What’s perhaps most compelling about Khanna is his restraint. Ananda is luxurious in experience, yes, but it’s devoid of flash. The spaces breathe. There is intentional quiet. Design choices—antique teak doors, muted palettes, open verandahs—speak less of indulgence and more of reverence. This is the fingerprint of a founder who has spent years studying not just wellness practices, but the psychology of restoration. Under Khanna’s direction, the property remains free from the performative gestures that often define the wellness industry. There is no push for immediacy here. Guests are invited, gently, into their own rhythm.
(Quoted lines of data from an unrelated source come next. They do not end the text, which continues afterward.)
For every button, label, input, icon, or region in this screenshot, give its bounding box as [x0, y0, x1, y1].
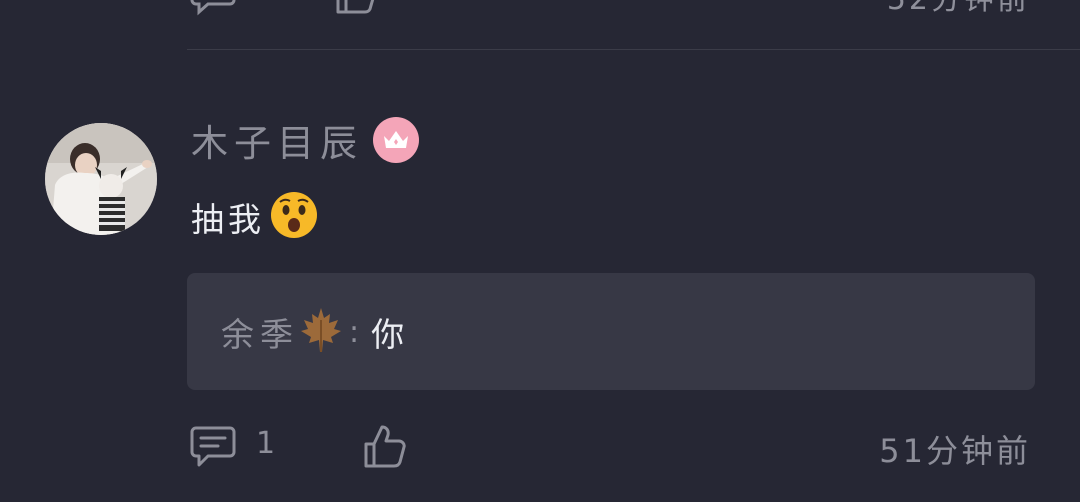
reply-preview[interactable]: 余季 : 你 [187, 273, 1035, 390]
like-icon[interactable] [334, 0, 378, 20]
comment-text: 抽我 [191, 200, 265, 239]
previous-comment-actions: 52分钟前 [188, 0, 1038, 18]
astonished-face-emoji [269, 190, 319, 244]
comment-header: 木子目辰 [191, 112, 419, 168]
crown-icon [373, 117, 419, 163]
comment-timestamp: 51分钟前 [879, 432, 1031, 470]
reply-separator: : [349, 314, 360, 350]
previous-comment-timestamp: 52分钟前 [887, 0, 1030, 18]
reply-line: 余季 : 你 [221, 307, 404, 357]
reply-text: 你 [371, 315, 405, 354]
comment-thread: 52分钟前 木子目辰 [0, 0, 1080, 502]
comment-actions: 1 51分钟前 [190, 420, 1035, 476]
comment-body: 抽我 [191, 190, 319, 244]
comment-divider [187, 49, 1080, 50]
reply-author[interactable]: 余季 [221, 308, 299, 356]
comment-icon[interactable] [190, 0, 236, 20]
like-icon[interactable] [362, 422, 408, 474]
reply-count: 1 [256, 426, 276, 461]
maple-leaf-emoji [299, 306, 343, 358]
comment-icon[interactable] [190, 424, 236, 474]
username[interactable]: 木子目辰 [191, 113, 363, 167]
avatar[interactable] [45, 123, 157, 235]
Khanna’s personal regimen mirrors Ananda’s ethos. He begins his day with meditation, and his engagement with Vedanta isn’t performative—it’s studious. He believes that intellectual understanding of spiritual principles is just as vital as the physical. “People come for detox or stress,” he says, “but they leave with something deeper—clarity, sometimes purpose.” This intentional layering of the Ananda experience, with its educational pillars of Vedanta, yoga, and Ayurveda, is Khanna’s true legacy. In his world, healing isn’t curated. It’s remembered.

Twenty years on, Khanna remains deeply involved, though always from behind the curtain. He refuses the spotlight, allowing Ananda’s guests to shape their own stories. And perhaps that’s why the property remains so deeply relevant—it’s not about transformation through spectacle, but through stillness. Khanna’s vision was never to disrupt, but to recalibrate. Not to dazzle, but to guide.

In a world chasing wellness as a lifestyle trend, Ashok Khanna reminds us that the real work—the real art—is interior. That luxury, when deeply considered, can feel like silence. That the future of hospitality may lie not in newer, shinier experiences, but in the rediscovery of what we’ve always known.